Parfois, les interactions ne sont pas toujours bénéfiques pour les deux espèces, c’est ce que l’on appelle le commensalisme. Le commensal se nourrit aux dépens de son hôte, sans que celui-ci obtienne de contrepartie. C’est par exemple le cas des rémoras, des petits poissons qui se nourrissent sur la peau des requins. Ce cas diffère du parasitisme, où la relation est nuisible pour l’hôte. 

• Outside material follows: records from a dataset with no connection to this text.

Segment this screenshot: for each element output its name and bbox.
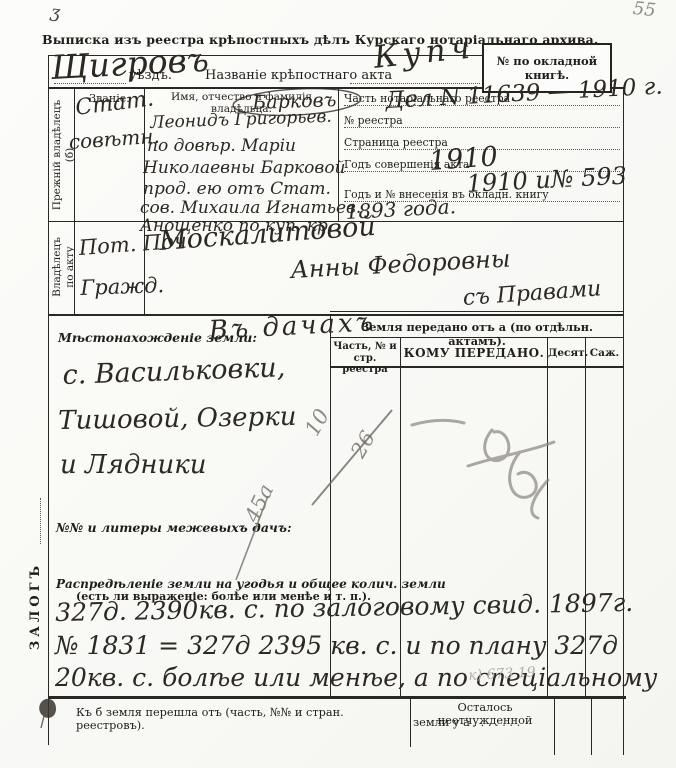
raspredelenie-hw-line: № 1831 = 327д 2395 кв. с. и по плану 327… [55,631,618,660]
column-divider [554,699,555,755]
raspredelenie-hw-line: 20кв. с. болѣе или менѣе, а по спеціальн… [55,663,657,692]
transfer-col-header-to-whom: КОМУ ПЕРЕДАНО. [402,346,546,360]
owner-name-hw-line: по довѣр. Маріи [147,136,296,156]
transfer-col-header-sazh: Саж. [586,347,623,359]
transfer-col-header-desyat: Десят. [548,347,585,359]
pencil-scribble [412,420,554,518]
act-owner-hw: Анны Федоровны [290,244,511,283]
raspredelenie-label: Распредѣленіе земли на угодья и общее ко… [56,577,446,591]
act-owner-hw: Гражд. [80,273,165,300]
row-label-text: Владѣлецъ [51,224,64,310]
transfer-col-header-registry: Часть, № и стр. реестра [331,341,399,376]
act-owner-hw: съ Правами [462,276,602,311]
ruled-line-thick [48,696,626,699]
column-divider [591,699,592,755]
land-location-hw: Тишовой, Озерки [58,402,297,436]
scanned-document-page: ʒ 55 Выписка изъ реестра крѣпостныхъ дѣл… [0,0,676,768]
row-label-text: Прежній владѣлецъ [51,91,64,219]
act-name-label: Названіе крѣпостнаго акта [205,68,392,83]
registry-field: № реестра [344,114,620,128]
column-divider [410,699,411,747]
owner-name-hw-line: прод. ею отъ Стат. [143,179,331,199]
row-label-previous-owner: Прежній владѣлецъ (б) [51,91,75,219]
stray-ink-mark: ʒ [49,2,61,23]
uezd-label: уѣздъ. [129,68,172,83]
bottom-right-label-2: земли у а . . . . . . . [413,716,553,729]
owner-name-hw-line: Николаевны Барковой [143,158,346,178]
registry-field-label: № реестра [344,114,403,127]
col-header-line: стр. реестра [331,353,399,376]
col-header-line: Часть, № и [331,341,399,353]
bottom-left-label: Къ б земля перешла отъ (часть, №№ и стра… [76,706,406,732]
page-number-pencil: 55 [632,0,657,21]
row-label-act-owner: Владѣлецъ по акту [51,224,75,310]
dotted-line [40,498,41,544]
land-location-hw: с. Васильковки, [62,352,286,391]
transfer-pencil-mark-2: 26 [346,427,380,462]
row-label-sub: (б) [64,91,77,219]
margin-zalog-label: ЗАЛОГЪ [28,544,50,668]
row-label-text: по акту [64,224,77,310]
land-location-hw: и Лядники [60,450,207,480]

Il est important de noter que même au niveau des animaux domestiqués par l’Homme, il n’y a pas d’un côté les espèces domestiques, et de l’autre les espèces sauvages. Il existe des cas intermédiaires. « Il y a des espèces dans lesquelles il y à la fois des animaux domestiques et des animaux sauvages, par exemple l’éléphant d’Asie (Elephas maximus) », explique Jean-Pierre Digard. Et il en va de même pour le chameau et le dromadaire. De fait, tous les animaux dits « de compagnie » ne sont pas non plus toujours des espèces domestiquées par l’Homme, à l’image des reptiles ou des poissons. 

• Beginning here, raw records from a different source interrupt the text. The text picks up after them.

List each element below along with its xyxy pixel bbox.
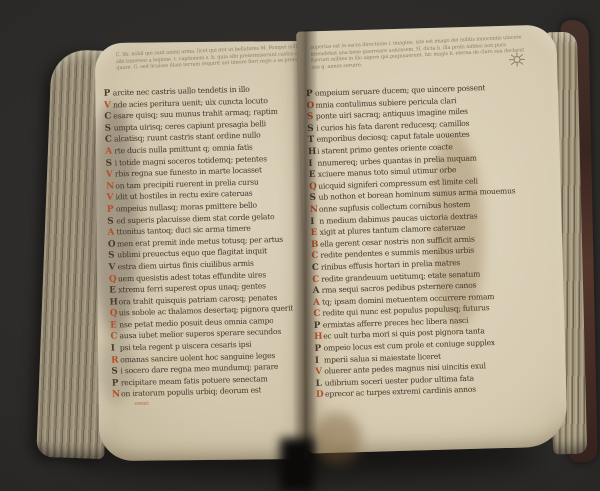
left-text-column: Parcite nec castris uallo tendetis in il…: [104, 83, 309, 401]
initial: I: [111, 343, 120, 353]
red-initial: N: [112, 390, 121, 400]
left-page: C. lib. nobil qui sunt animi arma. licet…: [95, 41, 308, 461]
red-initial: P: [107, 204, 116, 214]
red-initial: V: [106, 193, 115, 203]
red-initial: C: [110, 332, 119, 342]
pen-flourish-icon: [505, 51, 530, 72]
right-text-column: Pompeium seruare ducem; que uincere poss…: [306, 81, 560, 402]
initial: E: [109, 286, 118, 296]
initial: S: [108, 251, 117, 261]
initial: S: [111, 367, 120, 377]
right-page: superius est in sacra directione i. imag…: [296, 24, 568, 453]
initial: C: [105, 135, 114, 145]
red-initial: Q: [109, 274, 118, 284]
initial: V: [108, 262, 117, 272]
red-initial: R: [111, 355, 120, 365]
initial: S: [105, 123, 114, 133]
initial: O: [108, 239, 117, 249]
initial: S: [107, 216, 116, 226]
red-initial: N: [106, 181, 115, 191]
red-initial: Q: [110, 309, 119, 319]
gutter-base-shadow: [280, 438, 314, 491]
right-header-gloss: superius est in sacra directione i. imag…: [310, 34, 537, 71]
red-initial: E: [110, 320, 119, 330]
initial: H: [109, 297, 118, 307]
photo-background: C. lib. nobil qui sunt animi arma. licet…: [0, 0, 600, 491]
initial: P: [104, 88, 113, 98]
red-initial: A: [107, 228, 116, 238]
gutter-shadow: [292, 30, 318, 456]
red-initial: A: [105, 146, 114, 156]
interlinear-gloss: cesari: [135, 402, 149, 407]
red-initial: V: [104, 100, 113, 110]
left-header-gloss: C. lib. nobil qui sunt animi arma. licet…: [116, 44, 303, 72]
verse-text: arcite nec castris uallo tendetis in ill…: [113, 85, 250, 98]
initial: P: [112, 378, 121, 388]
initial: C: [104, 112, 113, 122]
initial: S: [106, 158, 115, 168]
red-initial: V: [106, 170, 115, 180]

La frontière entre l’animal sauvage et domestique reste donc floue dans certains cas. Ainsi, pour mieux mesurer l’évolution des espèces domestiques, un concept a été proposé il y a une dizaine d’années : le niveau des domestications. Cette classification comprend cinq niveaux. Le niveau zéro correspond à la capture d’animaux sauvages dans le milieu naturel, le niveau 1 aux premiers essais d’élevage, le niveau 2 à la maîtrise d’une partie du cycle de vie en captivité, le niveau 3 à la maîtrise de l’ensemble du cycle de vie en captivité avec apports d’animaux sauvages, le niveau 4 à la maîtrise de l’ensemble du cycle de vie sans apport d’animaux sauvages, et le niveau 5 à la mise en place de programmes de sélection. 

En conclusion, l’Homme est le seul animal à avoir domestiqué d’autres espèces, et cela a non seulement bouleversé l’évolution des espèces domestiquées, mais aussi sa propre évolution.